Preise für Industrial-Design-Projekte

gepostet am 16. Okt, 2019

Die Nachwuchsdesigner_innen wurden im Wettbewerb „Mensch und Technik“ vom VDI prämiert.

Den 4. Platz für die smarte Pillendose „Pillbuddy“ und den 3. Preis für die Alltagshilfe „Prothese 2.0“: Der VDI (Verein Deutscher Ingenieure) Berlin-Brandenburg hat zum sechsten Mal den Wettbewerb „Mensch und Technik“ veranstaltet. Bei der Preisverleihung wurden gleich zwei Studierendenprojekte ausgezeichnet, die im Bachelor-Studiengang Industrial Design der HTW Berlin entstanden sind. Der Preis richtete sich an Studierende sowie Absolvent_innen von Berliner und Brandenburger Hochschulen, deren Projekt- und Abschlussarbeiten einen Bezug zu dem Themengebiet „Mensch und Technik“ aufweisen.

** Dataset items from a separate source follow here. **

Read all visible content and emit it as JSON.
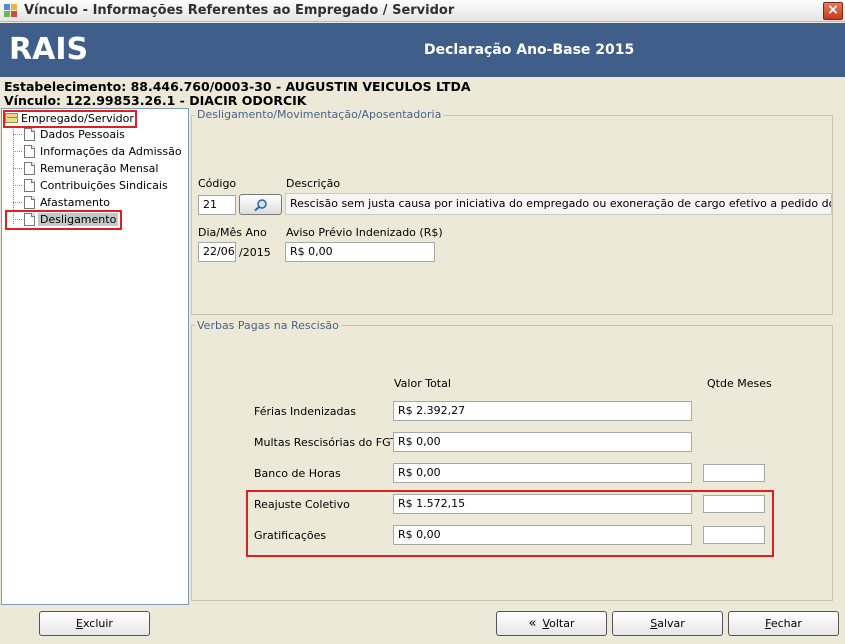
{
  "window": {
    "title": "Vínculo - Informações Referentes ao Empregado / Servidor",
    "close_label": "×"
  },
  "banner": {
    "logo": "RAIS",
    "title": "Declaração Ano-Base 2015",
    "color": "#3f5f8a"
  },
  "header": {
    "estabelecimento": "Estabelecimento: 88.446.760/0003-30 - AUGUSTIN VEICULOS LTDA",
    "vinculo": "Vínculo: 122.99853.26.1 - DIACIR ODORCIK"
  },
  "tree": {
    "root": "Empregado/Servidor",
    "items": [
      {
        "label": "Dados Pessoais"
      },
      {
        "label": "Informações da Admissão"
      },
      {
        "label": "Remuneração Mensal"
      },
      {
        "label": "Contribuições Sindicais"
      },
      {
        "label": "Afastamento"
      },
      {
        "label": "Desligamento",
        "selected": true
      }
    ]
  },
  "desligamento": {
    "legend": "Desligamento/Movimentação/Aposentadoria",
    "codigo_label": "Código",
    "codigo_value": "21",
    "descricao_label": "Descrição",
    "descricao_value": "Rescisão sem justa causa por iniciativa do empregado ou exoneração de cargo efetivo a pedido do servidor.",
    "diames_label": "Dia/Mês Ano",
    "diames_value": "22/06",
    "ano_value": "/2015",
    "aviso_label": "Aviso Prévio Indenizado (R$)",
    "aviso_value": "R$ 0,00"
  },
  "verbas": {
    "legend": "Verbas Pagas na Rescisão",
    "col_valor": "Valor Total",
    "col_qtde": "Qtde Meses",
    "rows": [
      {
        "label": "Férias Indenizadas",
        "value": "R$ 2.392,27",
        "qtde": null
      },
      {
        "label": "Multas Rescisórias do FGTS",
        "value": "R$ 0,00",
        "qtde": null
      },
      {
        "label": "Banco de Horas",
        "value": "R$ 0,00",
        "qtde": ""
      },
      {
        "label": "Reajuste Coletivo",
        "value": "R$ 1.572,15",
        "qtde": ""
      },
      {
        "label": "Gratificações",
        "value": "R$ 0,00",
        "qtde": ""
      }
    ]
  },
  "buttons": {
    "excluir": {
      "first": "E",
      "rest": "xcluir"
    },
    "voltar": {
      "first": "V",
      "rest": "oltar"
    },
    "salvar": {
      "first": "S",
      "rest": "alvar"
    },
    "fechar": {
      "first": "F",
      "rest": "echar"
    }
  },
  "colors": {
    "highlight": "#e02020",
    "legend": "#4a6287"
  }
}
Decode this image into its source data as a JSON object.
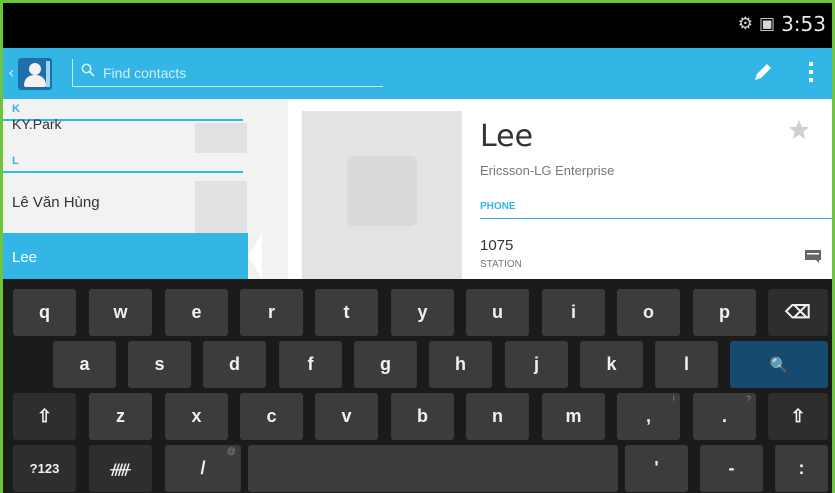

Der „Pillbuddy“ von Milan Bergheim, Anne Bansen und Tillmann Kayser erleichtert Patient_innen die Pilleneinnahme – vor allem, wenn diese mehrere Medikamente am Tag einnehmen müssen. Das System besteht aus Fächern für die Tabletten und einem intelligenten Aufsatz zur Abdeckung. Beim Befüllen hilft die vernetzte „Homestation“, die mit leuchtenden Fächern genau anzeigt, welche Tabletten in welches Fach gelegt werden müssen. Wenn es Zeit für die Einnahme ist, vibriert und leuchtet die Abdeckung. Die smarte Pillendose entstand im Rahmen eines Semesterprojektes bei Konrad Isler.

 

Die intelligente „Prothese 2.0“ hat Lucas Balcilar im Rahmen seiner Bachelorarbeit bei Prof. Pelin Celik entwickelt. Die Unterarmprothese soll Menschen mit körperlichen Beeinträchtigungen im Alltag helfen und nutzt dabei intelligente Technologien sowie aktuelle Forschungsergebnisse. Im Gegensatz zu konventionellen elektrischen Prothesen ist die Steuerung der Prothese 2.0 intuitiver. Wenn die Trägerin oder der Träger ein Objekt greifen möchte, analysiert eine Kamera im Handgelenk die Form des Objektes und die Prothese errechnet den optimalen Griff. Der Mensch muss der Prothese daher nur das Signal geben, dass etwas gehoben werden soll, und nicht – wie bislang üblich – den Griff auswählen, indem verschiedene Muskeln aktiviert werden. Darüber hinaus gibt die Prothese sensorischen Feedback, sodass Nutzer_innen das Gefühl haben, sie können eine Bewegung spüren.

 

Gratulation an unsere erfolgreichen Industrial Designer!